Today’s Times carries word of the predictable response (£) of Britain’s trades union leadership to Conservative proposals for what Transport Secretary Patrick McLaughlin calls “tough love” after the next election.
By introducing minimum thresholds for strike ballots – namely that 40 per cent of the eligible electorate cast a ballot and more than half of those actually support a strike – Trades Union Congress general secretary Frances O’Grady claims that we will “effectively end the right to strike”.
Meanwhile Unison’s Dave Prentis argues that it shifts the balance of power “away from dedicated public servants” – public servants so dedicated, in fact, that Prentis and his comrades struggle to enthuse many of them about strike action, if low ballots are anything to go by.
Another particularly welcome measure is the abolition of the bar on agency workers covering strike shifts – it has always seemed fair to me that if a worker has the right to withdraw their labour an employer should have the right to replace it.
But whilst talking “tough love” to intransigent union barons plays well before a general election, the most potent remedy to the power of public sector unions lies in a logical extension of the public sector reform agenda.
The key to this is the UK’s ban on sympathy strikes, which have been wholly illegal since 1990. This prevents employees in the private sector who lack a just grievance against their own employer from walking out to add pressure to a dispute elsewhere.
This is the reason we no longer see industry-paralysing industrial action in the private sector.
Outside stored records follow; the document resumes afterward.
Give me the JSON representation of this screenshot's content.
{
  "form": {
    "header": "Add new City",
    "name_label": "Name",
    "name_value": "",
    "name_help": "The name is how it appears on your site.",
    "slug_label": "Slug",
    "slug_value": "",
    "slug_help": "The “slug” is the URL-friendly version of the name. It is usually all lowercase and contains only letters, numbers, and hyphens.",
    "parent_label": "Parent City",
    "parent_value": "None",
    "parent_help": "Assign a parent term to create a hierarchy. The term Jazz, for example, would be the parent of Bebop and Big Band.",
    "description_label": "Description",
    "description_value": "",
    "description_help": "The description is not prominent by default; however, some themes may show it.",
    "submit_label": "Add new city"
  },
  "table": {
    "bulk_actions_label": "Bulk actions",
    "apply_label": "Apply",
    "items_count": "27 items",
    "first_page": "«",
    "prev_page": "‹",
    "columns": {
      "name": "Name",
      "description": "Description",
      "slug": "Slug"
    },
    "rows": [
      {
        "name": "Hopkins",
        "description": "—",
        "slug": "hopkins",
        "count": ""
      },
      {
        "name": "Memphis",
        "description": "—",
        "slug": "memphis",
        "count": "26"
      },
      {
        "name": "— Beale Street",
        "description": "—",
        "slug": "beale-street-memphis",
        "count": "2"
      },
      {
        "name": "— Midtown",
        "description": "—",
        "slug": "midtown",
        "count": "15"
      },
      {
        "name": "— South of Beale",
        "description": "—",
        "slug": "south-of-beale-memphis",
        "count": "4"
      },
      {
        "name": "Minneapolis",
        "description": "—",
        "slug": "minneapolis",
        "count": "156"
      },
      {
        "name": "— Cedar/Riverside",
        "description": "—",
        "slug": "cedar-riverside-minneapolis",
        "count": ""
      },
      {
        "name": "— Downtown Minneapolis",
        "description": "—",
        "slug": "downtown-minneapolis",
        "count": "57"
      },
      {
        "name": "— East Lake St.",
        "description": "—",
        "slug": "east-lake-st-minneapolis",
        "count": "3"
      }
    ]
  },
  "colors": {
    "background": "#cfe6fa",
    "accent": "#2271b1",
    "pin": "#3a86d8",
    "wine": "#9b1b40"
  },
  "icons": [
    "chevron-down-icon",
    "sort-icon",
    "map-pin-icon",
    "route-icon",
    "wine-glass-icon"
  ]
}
Without the means to pick national fights with the government of the day, unions in the private sector continue to perform valuable work on matters such as workplace benefits and welfare, dispute mediation, and legal advice – but don’t try to set industrial policy.
However in the public sector every teacher, to take one example, is employed by the state, which sets their terms of employment and (performance-related initiatives aside) decides their pay. This is why strikes can close thousands of schools – indeed, why we still have “national” strikes. This enables the unions to pick policy fights with the Government as well as bounce substandard teachers between institutions to maintain risible dismissal rates.
The question is, does the Government need to employ teachers at all? It should pay for them in state schools, certainly, but why does it need to directly employ them? What if instead we simply assigned schools a larger grant and allowed them to employ staff directly?
This would empower schools to negotiate directly with prospective employees on things like performance pay, as well as organically vary wages according to local conditions as in the private sector. The advent of private sector employment conditions would thus help to reduce the long-term pressure on public finances.
Unions would have to focus on genuine employer-employee issues, and in such an environment strikes would certainly become much rarer, leading to fewer vital school days lost for thousands of children. It is far easier to demonise a remote education secretary than an employer whom you work beside on a day to day basis, and far easier to understand a school’s financial limitations than those of the nation.
Moreover, unlike wholesale privatisation (which some would attempt to mischaracterise this as) by controlling the grant the Government would still be able to ensure that schools in poorer areas had the funds to attract the staff they needed.
If we genuinely believe in independent state schools then perhaps it’s time to let them do what even the smallest private business does: take responsibility for their own staff.